Endicott resident Kari Reed, 34, said she'll consider quitting her less than a-pack-a-day habit because of the new tax, not to mention the increasing cost of gasoline and food. Reed said she has no problem with the cigarette tax hike.
"If you're going to smoke, pay the price to smoke because smoking is a luxury," she said.
Vestal Parkway Manley's Mighty Mart Supervisor Tom Fadden said considering people can barely afford gasoline he expects the cigarette tax to really hurt customers.
Fadden, 24, however, said he hopes the tax will inspire some people to quit because he knows the health risk. Fadden, who doesn't smoke, had a father who smoked two packs a day for years. Last June, his father died of throat cancer.
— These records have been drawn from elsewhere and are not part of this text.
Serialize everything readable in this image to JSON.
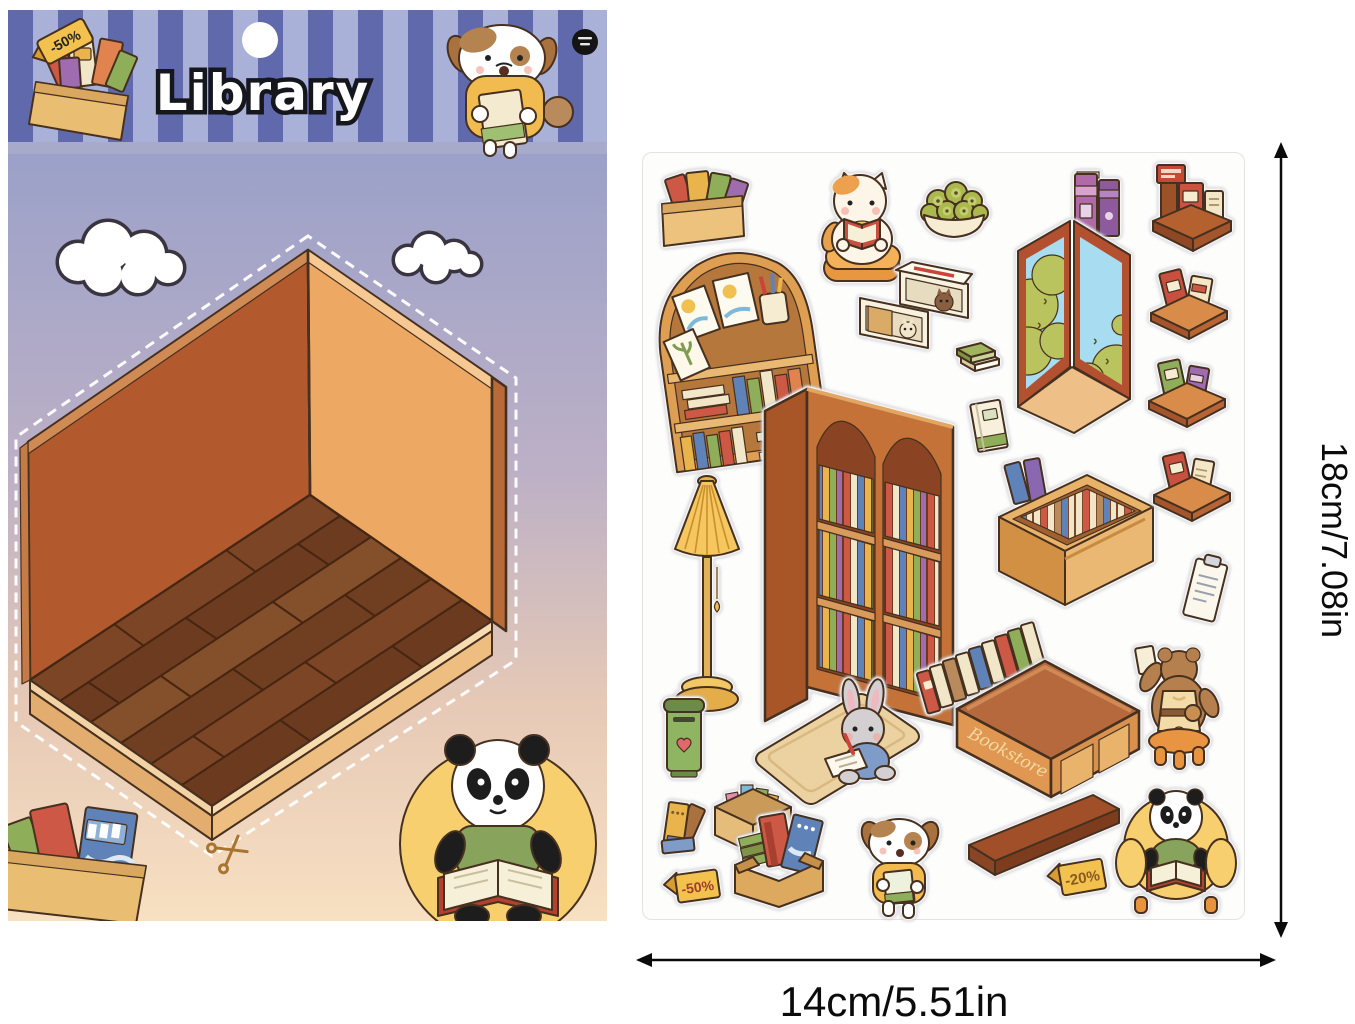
{
  "page": {
    "background": "#ffffff"
  },
  "backing_card": {
    "title": "Library",
    "header_tag": "-50%",
    "elements": {
      "hanging_hole": "hole punch",
      "brand_badge": "black circular logo",
      "header_book_box": "box of books with discount tag",
      "header_dog": "dog holding a book",
      "room": "isometric empty library room with wood floor",
      "clouds": "two outlined clouds",
      "scissors": "cut-here scissors mark",
      "corner_book_box": "box of books (bottom left)",
      "panda_reading": "panda reading in yellow armchair (bottom right)"
    }
  },
  "sticker_sheet": {
    "bookstore_sign": "Bookstore",
    "tag_minus_50": "-50%",
    "tag_minus_20": "-20%",
    "stickers": {
      "box_of_books": {
        "label": "box of books"
      },
      "cat_reading": {
        "label": "cat reading on cushion"
      },
      "fruit_bowl": {
        "label": "bowl of green fruit"
      },
      "purple_books": {
        "label": "two purple books"
      },
      "book_stand": {
        "label": "book display stand"
      },
      "arch_shelf": {
        "label": "arched wall shelf with books and frames"
      },
      "cubby_box": {
        "label": "cubby boxes with hiding cats"
      },
      "window_view": {
        "label": "corner window with garden view"
      },
      "shelf_1": {
        "label": "wall shelf with books"
      },
      "mini_books": {
        "label": "two small stacked books"
      },
      "shelf_2": {
        "label": "wall shelf with green and purple books"
      },
      "floor_lamp": {
        "label": "floor lamp"
      },
      "bookcase": {
        "label": "double arched bookcase"
      },
      "single_book": {
        "label": "single book"
      },
      "low_shelf": {
        "label": "low book counter"
      },
      "shelf_3": {
        "label": "wall shelf with red and cream books"
      },
      "clipboard": {
        "label": "note sheet"
      },
      "books_row": {
        "label": "row of standing books"
      },
      "bear_on_stool": {
        "label": "bear on stool shelving a book"
      },
      "mailbox": {
        "label": "green book-return box"
      },
      "rug_rabbit": {
        "label": "rabbit writing on rug"
      },
      "bookstore_counter": {
        "label": "bookstore counter"
      },
      "washi_box": {
        "label": "box of paper scraps"
      },
      "book_pile": {
        "label": "leaning pile of books"
      },
      "box_books2": {
        "label": "carton of books"
      },
      "dog_reading": {
        "label": "dog holding a book"
      },
      "plank": {
        "label": "wooden plank"
      },
      "tag_20": {
        "label": "-20% price tag"
      },
      "panda_chair": {
        "label": "panda reading in armchair"
      },
      "tag_50": {
        "label": "-50% price tag"
      }
    }
  },
  "dimensions": {
    "height_label": "18cm/7.08in",
    "width_label": "14cm/5.51in"
  },
  "colors": {
    "stripe_dark": "#5f69ac",
    "stripe_light": "#a9b1d9",
    "sky_top": "#9aa0c9",
    "sky_bottom": "#f8e0c2",
    "wall_left": "#b2592e",
    "wall_right": "#eda964",
    "floor_wood": "#6d3c20",
    "plinth": "#e2ad6e",
    "sheet_white": "#fdfdfc",
    "accent_yellow": "#f2c14e",
    "outline_brown": "#46301f"
  }
}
According to studies cited by the American Cancer Society, the most surefire way to get people to quit, especially youths, is to raise prices. A 10 percent increase, for example, is followed by a 6.5 percent reduction in the number of cigarette-smoking youths and a 2 percent reduction of the habit in adults.
A widely cited national study in 2006, the Tax Burden of Tobacco, also shows a state tax increase is always followed by increased revenues and decreased smoking, even taking into account smuggling and tax avoidance. A $1 per pack increase in Montana in 2005, for example, was followed by a 17.8 percent sales decline and $25.1 million in state revenue.
New York state officials expect the increase will generate $265 million in additional revenue, much of it to be used for health programs, including smoking cessation.
Audrey Silk of Citizens Lobbying Against Smoker Harassment, based in New York City, however writes that New York can expect less tax revenue next year from tobacco tax. She bases her opinion on analysis from Center for Policy Research of New Jersey which found New Jersey collected $23 million less in revenue from tobacco taxes in the fiscal year 2007 than the previous year after raising the tax $2.57 per pack.